Was Government messaging wrong, or just rubbish?

It is reasonable to presume that Brandon Lewis’s response to the ‘Urgent Question’ from Sir Bob Neill in the House of Commons was pre-prepared. It used a very specific phraseology, and an example of something done before was even on hand. It may not be a good example, but it was there and hardly an off-the-cuff recollection.

A planted question is a common means for governments to gain an opportunity to make a pre-prepared response. It is hard to believe this particular government would cue-up Sir Bob, viewed as an arch pro-EU lawyer, to ask a question on the EU. That the minister’s response was on hand does, however, raise a number of questions, not least “why”?

For now, let us leave aside the international legal dimension.

The difficulties for the Government on the attached Protocol to the Withdrawal Agreement lie in the internal contradictions of that document. On the one hand it proports to hold Northern Ireland within the EU Single Market, while at the same time assuring Northern Ireland is a fully functioning part of the UK single market and specifically within the Customs territory of a now ‘independent’ United Kingdom outside the EU. It is like fitting a large square peg into a small but ever deepening and problematic round hole.

The EU however would regard ‘Customs’ as a part of the Single Market framework, just as VAT is also within that frame. That presents the UK with the challenge of not having a customs border (of which VAT is a part) within its territory, when the EU regards that as very much in existence as an outworking of the Protocol. The two cannot exist in tandem.

The report in the SUN newspaper that the EU was using the Protocol to add pressure in negotiations should come as no surprise. What is a surprise is that the Government didn’t simply nip this in the bud by pointing out that if the EU were to threaten food supplies to Northern Ireland then that would clearly create ‘societal disruption’; an action that would trigger a clause negating the Protocol.

The Government should be more worried that the implicit threat to food supplies by the EU should be made at all, and more so that it is realistically possible as a consequence of EU unilateral action!

The Protocol relating to Northern Ireland within the Withdrawal Agreement will be a constant thorn in the relationship between the EU and UK. It will be a means of creating constant tension that will require ‘resolution’, and – make no mistake – one that will be intended to be entirely to the detriment of the UK. It is a further example of the bad faith in which the EU has entered negotiations with the sole intention of punishing and then binding the UK as subservient to EU direction of travel and legal frameworks.  Bad faith would be enough to negate the Protocol, but only if called out.

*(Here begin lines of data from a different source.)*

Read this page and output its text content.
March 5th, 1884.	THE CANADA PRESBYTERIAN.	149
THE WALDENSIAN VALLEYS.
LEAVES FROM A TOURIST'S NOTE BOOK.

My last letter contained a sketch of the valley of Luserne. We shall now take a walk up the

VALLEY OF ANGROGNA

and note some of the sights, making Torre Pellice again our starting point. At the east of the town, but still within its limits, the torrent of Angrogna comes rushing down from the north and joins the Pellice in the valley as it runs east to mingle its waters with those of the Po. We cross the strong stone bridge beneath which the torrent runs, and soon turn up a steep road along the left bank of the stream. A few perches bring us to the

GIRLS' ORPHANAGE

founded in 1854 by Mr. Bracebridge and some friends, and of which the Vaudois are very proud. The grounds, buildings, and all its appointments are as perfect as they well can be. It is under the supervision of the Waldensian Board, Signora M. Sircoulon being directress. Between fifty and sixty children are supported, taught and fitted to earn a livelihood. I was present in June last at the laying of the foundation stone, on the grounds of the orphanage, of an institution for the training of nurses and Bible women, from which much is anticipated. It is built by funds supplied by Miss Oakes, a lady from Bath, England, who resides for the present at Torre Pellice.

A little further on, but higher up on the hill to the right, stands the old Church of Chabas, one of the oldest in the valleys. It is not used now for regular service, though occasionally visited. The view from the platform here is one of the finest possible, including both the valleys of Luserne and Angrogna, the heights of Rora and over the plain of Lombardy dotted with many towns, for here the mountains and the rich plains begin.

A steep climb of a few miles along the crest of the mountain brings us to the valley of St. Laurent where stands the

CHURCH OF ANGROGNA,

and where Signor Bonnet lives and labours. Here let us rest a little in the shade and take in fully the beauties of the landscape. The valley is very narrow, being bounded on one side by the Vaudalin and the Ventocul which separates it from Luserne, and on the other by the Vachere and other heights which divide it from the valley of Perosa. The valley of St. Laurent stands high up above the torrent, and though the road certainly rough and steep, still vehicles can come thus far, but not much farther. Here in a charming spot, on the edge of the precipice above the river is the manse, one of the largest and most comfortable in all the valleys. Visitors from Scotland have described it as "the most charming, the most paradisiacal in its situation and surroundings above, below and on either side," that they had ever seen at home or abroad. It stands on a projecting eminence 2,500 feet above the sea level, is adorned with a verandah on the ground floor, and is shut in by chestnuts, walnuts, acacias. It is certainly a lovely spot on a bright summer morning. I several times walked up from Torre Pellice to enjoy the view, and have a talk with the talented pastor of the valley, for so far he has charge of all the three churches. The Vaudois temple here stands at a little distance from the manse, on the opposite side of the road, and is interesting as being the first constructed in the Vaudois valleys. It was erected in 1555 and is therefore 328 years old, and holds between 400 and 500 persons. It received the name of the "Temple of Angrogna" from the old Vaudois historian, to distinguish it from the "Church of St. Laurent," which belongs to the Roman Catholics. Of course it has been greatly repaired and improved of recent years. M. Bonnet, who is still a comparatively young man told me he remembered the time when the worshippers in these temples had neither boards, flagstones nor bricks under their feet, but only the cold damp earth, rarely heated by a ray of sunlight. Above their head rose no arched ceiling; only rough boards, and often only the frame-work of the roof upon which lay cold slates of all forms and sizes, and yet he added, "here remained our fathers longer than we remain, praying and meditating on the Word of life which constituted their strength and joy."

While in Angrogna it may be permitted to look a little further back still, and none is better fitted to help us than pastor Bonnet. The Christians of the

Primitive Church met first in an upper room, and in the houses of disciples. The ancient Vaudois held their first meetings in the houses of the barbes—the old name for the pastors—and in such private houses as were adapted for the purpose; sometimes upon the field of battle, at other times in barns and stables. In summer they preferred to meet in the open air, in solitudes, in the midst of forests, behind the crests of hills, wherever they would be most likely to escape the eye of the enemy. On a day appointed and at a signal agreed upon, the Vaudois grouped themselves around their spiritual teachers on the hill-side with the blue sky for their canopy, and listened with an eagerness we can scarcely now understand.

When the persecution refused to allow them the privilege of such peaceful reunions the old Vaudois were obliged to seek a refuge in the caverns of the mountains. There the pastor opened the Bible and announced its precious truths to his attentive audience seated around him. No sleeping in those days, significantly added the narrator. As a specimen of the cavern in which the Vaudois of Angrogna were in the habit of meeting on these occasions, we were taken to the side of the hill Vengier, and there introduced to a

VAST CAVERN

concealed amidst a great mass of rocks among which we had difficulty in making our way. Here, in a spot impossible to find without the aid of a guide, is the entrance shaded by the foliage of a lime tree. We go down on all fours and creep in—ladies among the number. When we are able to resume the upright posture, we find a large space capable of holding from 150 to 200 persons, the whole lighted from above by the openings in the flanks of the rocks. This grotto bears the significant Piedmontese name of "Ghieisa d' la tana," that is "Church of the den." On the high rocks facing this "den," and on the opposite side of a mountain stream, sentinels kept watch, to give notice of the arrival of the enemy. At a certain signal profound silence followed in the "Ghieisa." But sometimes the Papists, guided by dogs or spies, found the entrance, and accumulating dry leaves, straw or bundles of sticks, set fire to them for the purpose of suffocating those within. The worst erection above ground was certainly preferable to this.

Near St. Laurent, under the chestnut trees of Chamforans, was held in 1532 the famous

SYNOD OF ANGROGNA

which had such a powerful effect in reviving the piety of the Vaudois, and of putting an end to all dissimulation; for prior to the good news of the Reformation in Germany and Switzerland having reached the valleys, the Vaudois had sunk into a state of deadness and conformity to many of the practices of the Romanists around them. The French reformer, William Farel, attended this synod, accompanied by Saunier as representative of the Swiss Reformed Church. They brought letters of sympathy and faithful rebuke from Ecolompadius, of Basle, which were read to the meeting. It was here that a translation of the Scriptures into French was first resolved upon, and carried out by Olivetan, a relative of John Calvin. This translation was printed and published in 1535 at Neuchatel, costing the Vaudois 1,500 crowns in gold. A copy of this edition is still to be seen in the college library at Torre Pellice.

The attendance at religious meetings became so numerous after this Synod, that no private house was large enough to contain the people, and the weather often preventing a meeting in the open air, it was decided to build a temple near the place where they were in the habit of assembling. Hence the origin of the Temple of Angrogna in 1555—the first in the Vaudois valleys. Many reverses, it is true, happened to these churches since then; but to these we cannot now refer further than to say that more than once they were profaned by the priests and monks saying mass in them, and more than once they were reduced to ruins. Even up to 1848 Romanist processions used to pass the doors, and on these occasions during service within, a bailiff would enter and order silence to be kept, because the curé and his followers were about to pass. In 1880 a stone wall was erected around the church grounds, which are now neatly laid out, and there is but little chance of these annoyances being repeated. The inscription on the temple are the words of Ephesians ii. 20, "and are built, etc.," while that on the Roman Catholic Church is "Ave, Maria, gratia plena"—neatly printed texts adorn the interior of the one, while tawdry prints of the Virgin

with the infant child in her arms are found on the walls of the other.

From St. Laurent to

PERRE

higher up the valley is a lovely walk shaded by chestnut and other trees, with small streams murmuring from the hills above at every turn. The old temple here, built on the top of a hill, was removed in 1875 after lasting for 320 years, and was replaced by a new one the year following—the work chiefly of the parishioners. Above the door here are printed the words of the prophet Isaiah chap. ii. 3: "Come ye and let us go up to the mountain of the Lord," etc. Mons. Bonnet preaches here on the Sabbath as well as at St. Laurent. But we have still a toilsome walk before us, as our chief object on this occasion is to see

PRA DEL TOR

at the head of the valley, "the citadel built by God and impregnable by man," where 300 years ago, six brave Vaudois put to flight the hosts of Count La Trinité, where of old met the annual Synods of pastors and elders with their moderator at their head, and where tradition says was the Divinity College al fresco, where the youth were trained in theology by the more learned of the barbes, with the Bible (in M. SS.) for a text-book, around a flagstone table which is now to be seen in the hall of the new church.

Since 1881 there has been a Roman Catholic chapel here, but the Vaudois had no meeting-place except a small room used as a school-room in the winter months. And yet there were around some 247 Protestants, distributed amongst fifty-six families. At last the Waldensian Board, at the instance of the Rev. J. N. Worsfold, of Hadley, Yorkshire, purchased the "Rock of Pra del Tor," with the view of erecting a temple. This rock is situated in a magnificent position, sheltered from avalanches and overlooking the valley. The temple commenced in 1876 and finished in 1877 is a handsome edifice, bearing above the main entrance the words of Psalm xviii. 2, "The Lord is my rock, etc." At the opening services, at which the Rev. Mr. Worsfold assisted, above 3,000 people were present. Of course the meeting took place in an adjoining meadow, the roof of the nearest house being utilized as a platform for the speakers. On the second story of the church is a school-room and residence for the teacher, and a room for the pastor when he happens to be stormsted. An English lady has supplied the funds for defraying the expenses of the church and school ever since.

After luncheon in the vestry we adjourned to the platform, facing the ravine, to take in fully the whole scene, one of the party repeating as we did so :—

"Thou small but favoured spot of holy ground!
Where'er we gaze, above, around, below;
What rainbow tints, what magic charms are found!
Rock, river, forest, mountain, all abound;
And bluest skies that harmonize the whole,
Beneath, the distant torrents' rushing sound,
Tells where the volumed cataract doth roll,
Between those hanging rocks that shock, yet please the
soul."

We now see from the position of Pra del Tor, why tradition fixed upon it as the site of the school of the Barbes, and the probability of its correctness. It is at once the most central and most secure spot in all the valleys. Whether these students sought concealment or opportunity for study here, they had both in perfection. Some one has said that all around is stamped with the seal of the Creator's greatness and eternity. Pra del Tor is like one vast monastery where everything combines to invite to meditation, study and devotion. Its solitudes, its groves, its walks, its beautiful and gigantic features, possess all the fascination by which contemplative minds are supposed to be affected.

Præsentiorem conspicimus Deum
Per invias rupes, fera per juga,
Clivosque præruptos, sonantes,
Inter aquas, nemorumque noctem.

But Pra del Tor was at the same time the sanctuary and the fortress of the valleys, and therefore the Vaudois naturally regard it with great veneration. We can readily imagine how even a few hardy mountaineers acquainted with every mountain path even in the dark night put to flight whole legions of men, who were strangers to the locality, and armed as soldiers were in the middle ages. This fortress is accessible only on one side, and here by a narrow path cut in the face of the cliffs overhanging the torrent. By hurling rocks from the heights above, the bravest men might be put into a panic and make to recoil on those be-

Nationalist Ireland seems to see little problem in demanding a real customs border in the Irish Sea when having demanded none on land (not agreed in the Protocol, because of societal disruption and a whole lot besides). Unionist and business concerns and the not inconsiderable barriers that may arise in trade between Great Britain and Northern Ireland (of which the EU threat to food is perhaps an extreme example), together with costs to business, consumers, and the overall economy of Northern Ireland – seem to be afforded scant attention.

In trying to ‘fix’ the contradictions within the Withdrawal Agreement and attendant Protocol through legislation the UK Government will inevitably upset people. That being the case, the choice of timing sucks. Had the Government waited to mid-October and been able to declare talks at an end, the necessity of changes would have been apparent to all. Alternatively, a comprehensive trade agreement mid-October would have negated the need for change (if it is accepted that the EU is a reliable partner).

Once again – and an all too frequent occurrence – the UK Government’s sequencing and framing of a necessary message has been dreadful.

In these political times when emotional investment in a message lasts long past the realities of the situation, this Government seems to have dug deeper into a hole that is a creature of its own haste to breach a present impasse without considering future consequences.

The phrase used by Brandon Lewis will be repeated, frequently, and beyond its original context – it is a gift to the opposition. Worse, it has created consternation with the party of government in respect of the rule of law – what else is the Conservative Party if it is not the party of ‘Law’ (and Order).

Even if the actual Internal Market Bill presents issues that are considerably less than preceded its release, such is the level of emotional investment that has been allowed to develop, the opposition will prove difficult to be persuaded of anything other than the worst interpretation with respect to its content.

At a time when it needs goodwill and a fair (trade) wind, this cack-handed approach to messaging has created problems for the Government that distract from the essential task of re-imagining the UK as an independent global player on trade and so much more. The Government cannot continue to lose credibility because of poor communications and seemingly disjointed policy co-ordination.

Whatever the intention or planning of Brandon Lewis’s pre-prepared statement, it was ill-judged and unnecessary. Whatever the process by which it landed in his papers for the House of Commons, that process needs to be urgently reappraised and corrective action taken.